Durante il viaggio letterario Sulle tracce delle grandi scrittrici, mi sono fermata alla Taverna della Giamaica, la locanda che ha ispirato a Daphne Du Maurier l’omonimo romanzo, Jamaica Inn. Atmosfera cupa, vento impetuoso e una giovane che bussa alla porta cigolante di un edificio sinistro…

La trama

Mary Yellan è una ragazza che vive in una fattoria del Devon. In punto di morte, ha promesso alla madre che non sarebbe rimasta sola, ma che avrebbe cercato la zia Prudence per andare a vivere con lei e il marito Joss Merlyn al Jamaica Inn, una locanda sperduta tra le brughiere della Cornovaglia. Qui spera di ritrovare la zia Patience che ricorda, affettuosa e gentile. Arrivata al Jamaica Inn scopre una realtà ben diversa. Joss Merlyn è un  uomo imponente, rozzo e violento e Patience è triste e impaurita, completamente soggiogata dal marito. Sconvolta, decide di rimanere per proteggere la zia e convincerla ad andare via insieme. Vivendo nella taverna, Mary scopre ben presto i loschi traffici dello zio, che usa la locanda come copertura ma in realtà  pratica il contrabbando dalla costa all’interno della Cornovaglia. Jem, il fratello dello zio, le offre il suo aiuto per andarsene, ma la ragazza non si fida di lui. Così cerca l’aiuto di Francis Davey, parroco di Altarnum, che la ospita a casa sua.

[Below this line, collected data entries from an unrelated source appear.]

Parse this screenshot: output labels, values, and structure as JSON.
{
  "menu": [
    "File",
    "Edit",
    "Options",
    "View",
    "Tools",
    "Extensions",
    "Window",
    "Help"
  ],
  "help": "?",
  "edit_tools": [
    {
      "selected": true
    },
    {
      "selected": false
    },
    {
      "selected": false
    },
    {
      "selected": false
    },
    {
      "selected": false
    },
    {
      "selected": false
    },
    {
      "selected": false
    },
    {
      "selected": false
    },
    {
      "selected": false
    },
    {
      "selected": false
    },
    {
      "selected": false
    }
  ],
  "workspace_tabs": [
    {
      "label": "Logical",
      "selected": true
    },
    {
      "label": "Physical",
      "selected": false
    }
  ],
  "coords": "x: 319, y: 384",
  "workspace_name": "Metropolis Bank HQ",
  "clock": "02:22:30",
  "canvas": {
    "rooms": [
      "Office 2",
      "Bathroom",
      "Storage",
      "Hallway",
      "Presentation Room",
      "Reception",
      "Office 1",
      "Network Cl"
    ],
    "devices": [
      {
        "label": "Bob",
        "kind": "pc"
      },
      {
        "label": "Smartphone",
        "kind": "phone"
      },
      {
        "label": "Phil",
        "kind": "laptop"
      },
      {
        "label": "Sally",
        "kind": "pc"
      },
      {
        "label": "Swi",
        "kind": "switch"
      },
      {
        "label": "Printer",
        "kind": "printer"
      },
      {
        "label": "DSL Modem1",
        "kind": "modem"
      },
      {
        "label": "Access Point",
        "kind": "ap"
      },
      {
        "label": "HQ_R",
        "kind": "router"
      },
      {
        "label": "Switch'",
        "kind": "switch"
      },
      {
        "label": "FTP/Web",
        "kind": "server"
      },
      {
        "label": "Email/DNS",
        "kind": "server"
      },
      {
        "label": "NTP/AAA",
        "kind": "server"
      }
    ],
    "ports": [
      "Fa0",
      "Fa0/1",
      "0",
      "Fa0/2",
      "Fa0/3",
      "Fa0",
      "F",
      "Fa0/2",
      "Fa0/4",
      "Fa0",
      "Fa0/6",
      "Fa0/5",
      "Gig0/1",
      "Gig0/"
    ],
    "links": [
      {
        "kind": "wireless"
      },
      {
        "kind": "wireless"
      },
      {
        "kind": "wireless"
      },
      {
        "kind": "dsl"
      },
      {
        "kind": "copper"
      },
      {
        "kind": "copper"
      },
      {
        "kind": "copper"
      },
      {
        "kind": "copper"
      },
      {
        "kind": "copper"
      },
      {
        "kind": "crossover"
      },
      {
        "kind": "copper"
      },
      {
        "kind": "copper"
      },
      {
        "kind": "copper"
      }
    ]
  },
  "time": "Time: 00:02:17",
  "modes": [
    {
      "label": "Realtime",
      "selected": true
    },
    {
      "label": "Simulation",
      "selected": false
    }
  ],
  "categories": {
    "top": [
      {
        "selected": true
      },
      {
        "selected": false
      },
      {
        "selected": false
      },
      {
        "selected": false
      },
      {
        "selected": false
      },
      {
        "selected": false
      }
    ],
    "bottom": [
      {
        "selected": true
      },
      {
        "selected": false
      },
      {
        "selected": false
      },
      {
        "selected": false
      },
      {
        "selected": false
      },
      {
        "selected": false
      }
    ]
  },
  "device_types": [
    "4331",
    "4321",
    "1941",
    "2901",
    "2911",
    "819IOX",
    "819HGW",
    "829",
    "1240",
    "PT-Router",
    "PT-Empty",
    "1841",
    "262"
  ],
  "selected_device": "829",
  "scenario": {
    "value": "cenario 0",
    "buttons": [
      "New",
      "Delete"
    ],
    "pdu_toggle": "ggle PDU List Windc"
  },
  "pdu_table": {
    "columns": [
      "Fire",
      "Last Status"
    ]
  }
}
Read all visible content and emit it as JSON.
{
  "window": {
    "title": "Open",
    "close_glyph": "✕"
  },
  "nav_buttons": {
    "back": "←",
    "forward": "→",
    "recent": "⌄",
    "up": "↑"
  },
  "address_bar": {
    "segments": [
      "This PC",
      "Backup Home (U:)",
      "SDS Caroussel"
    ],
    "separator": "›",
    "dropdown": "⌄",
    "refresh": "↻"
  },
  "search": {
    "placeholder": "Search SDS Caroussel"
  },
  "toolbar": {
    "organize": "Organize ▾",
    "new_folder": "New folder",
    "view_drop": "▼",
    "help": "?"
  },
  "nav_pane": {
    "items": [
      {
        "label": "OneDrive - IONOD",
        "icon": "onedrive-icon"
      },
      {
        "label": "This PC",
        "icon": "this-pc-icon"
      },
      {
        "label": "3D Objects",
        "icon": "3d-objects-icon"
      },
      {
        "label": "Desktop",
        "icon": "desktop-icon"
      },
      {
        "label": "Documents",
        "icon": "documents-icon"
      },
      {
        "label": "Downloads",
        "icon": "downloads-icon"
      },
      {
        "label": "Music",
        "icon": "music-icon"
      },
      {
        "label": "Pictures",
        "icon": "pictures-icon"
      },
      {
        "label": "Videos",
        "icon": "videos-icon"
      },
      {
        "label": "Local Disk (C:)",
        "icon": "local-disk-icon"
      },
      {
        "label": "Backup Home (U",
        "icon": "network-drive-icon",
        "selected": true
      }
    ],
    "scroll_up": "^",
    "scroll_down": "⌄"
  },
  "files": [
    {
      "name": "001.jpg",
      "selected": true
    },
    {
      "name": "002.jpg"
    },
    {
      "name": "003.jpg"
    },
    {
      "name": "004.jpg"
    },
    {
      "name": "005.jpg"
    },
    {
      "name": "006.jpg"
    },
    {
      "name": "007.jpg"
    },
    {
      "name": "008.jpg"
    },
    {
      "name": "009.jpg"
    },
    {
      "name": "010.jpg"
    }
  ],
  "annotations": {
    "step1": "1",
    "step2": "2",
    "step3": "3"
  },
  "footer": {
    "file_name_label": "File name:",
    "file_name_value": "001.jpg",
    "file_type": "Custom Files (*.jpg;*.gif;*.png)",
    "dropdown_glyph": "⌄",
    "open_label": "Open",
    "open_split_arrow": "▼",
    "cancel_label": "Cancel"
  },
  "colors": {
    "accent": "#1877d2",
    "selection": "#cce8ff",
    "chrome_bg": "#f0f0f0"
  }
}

Nel frattempo, anche il giudice Bassat cerca le prove per arrestare Merlyn e la sua banda…

L’ispirazione

Daphne Du Maurier stessa ha raccontato di avere avuto l’ispirazione dopo che lei e un amico nel 1930 si persero nella nebbia mentre cavalcavano e si fermarono nella notte nella locanda perché troppo pericoloso proseguire. Durante il tempo trascorso nella taverna, si dice che il parroco locale l’abbia divertita con storie di fantasmi e racconti di contrabbando. Più tardi, Daphne du Maurier continuò a trascorrere lunghi periodi presso l’Inn, parlando apertamente a più riprese del suo amore per la località.

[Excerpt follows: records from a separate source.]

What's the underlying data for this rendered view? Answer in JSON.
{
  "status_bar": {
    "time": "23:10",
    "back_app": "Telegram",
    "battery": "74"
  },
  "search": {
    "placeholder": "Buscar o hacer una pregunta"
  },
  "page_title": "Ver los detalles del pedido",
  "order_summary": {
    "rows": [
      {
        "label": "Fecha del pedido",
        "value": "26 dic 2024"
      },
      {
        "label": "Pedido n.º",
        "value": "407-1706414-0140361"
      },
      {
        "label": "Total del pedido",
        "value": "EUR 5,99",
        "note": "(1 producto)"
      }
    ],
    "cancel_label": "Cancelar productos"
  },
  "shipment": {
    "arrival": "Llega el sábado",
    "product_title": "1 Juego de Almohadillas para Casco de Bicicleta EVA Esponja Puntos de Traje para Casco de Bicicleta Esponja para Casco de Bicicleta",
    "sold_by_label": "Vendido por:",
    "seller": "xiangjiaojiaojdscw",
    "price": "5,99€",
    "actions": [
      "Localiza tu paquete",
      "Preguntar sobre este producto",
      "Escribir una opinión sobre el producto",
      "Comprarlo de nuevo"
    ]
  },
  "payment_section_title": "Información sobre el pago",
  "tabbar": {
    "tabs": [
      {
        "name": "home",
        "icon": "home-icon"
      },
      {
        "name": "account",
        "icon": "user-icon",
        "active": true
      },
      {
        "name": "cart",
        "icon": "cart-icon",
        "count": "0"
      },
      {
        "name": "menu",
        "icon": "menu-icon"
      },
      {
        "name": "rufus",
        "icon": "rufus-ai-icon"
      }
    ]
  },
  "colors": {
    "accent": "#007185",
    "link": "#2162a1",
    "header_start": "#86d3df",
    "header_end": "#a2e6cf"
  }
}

Dopo aver visto la locanda, non fatico a credere che si sia persa nella nebbia, né che si fosse innamorata del posto. Perché ancora oggi è esattamente come lo descrive nel libro. E’ incredibile quanto mi sembrasse di essere là con Mary e Jem, in mezzo alla brughiera, al vento selvaggio e alle scogliere maestose della Cornovaglia. La locanda in cui è ambientato il libro ha subito modifiche all’interno, ma non all’esterno, quindi anche l’architettura è esattamente come la descrive lei. Che è bravissima sia a costruire un’ambientazione noir che cattura immediatamente, sia a creare la giusta suspense sulla sorte di Mary. Cosa succederà  a questa ragazza finita in mano a parenti poco raccomandabili? Può davvero fidarsi delle persone con cui si confida? Jem è come il fratello o potrebbe nascere una storia?

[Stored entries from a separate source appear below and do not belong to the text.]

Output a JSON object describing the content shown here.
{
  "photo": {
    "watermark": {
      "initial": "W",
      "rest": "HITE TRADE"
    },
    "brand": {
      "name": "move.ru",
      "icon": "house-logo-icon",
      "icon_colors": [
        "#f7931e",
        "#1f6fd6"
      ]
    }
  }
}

Il diavolo e l’acqua santa

Jamaica Inn è in definitiva un bel fantasy che si segue con piacere, anche se certamente non all’altezza dei suoi romanzi più famosi, come Rebecca la prima moglie, per esempio. Questo perché se proprio devo trovargli un difetto, direi che il finale è un po’ tirato via, troppo frettoloso. Mi ha dato quasi l’impressione che l’autrice volesse chiudere il prima possibile, facendo virare un mistery svelato fino a quel momento tassello dopo tassello in un finale quasi consolatorio che poco ha a che vedere con il resto della trama. Rimane comunque una lettura godibile, soprattutto per il bel personaggio femminile che la Du Maurier ha creato. Considerando che scriveva negli anni ’30, una ragazza che anela all’indipendenza e che si muove da sola in un mondo di uomini spesso violenti è indice della visione progressista del mondo di un’autrice e di una donna che rivendica un ruolo femminile che vada oltre il tradizionale angelo del focolare.  Fa da contraltare il personaggio altrettanto riuscito dell’albino vicario di Altarnun. Ovvero quando diavolo e acqua santa s’incontrano, trovandosi reciprocamente attraenti.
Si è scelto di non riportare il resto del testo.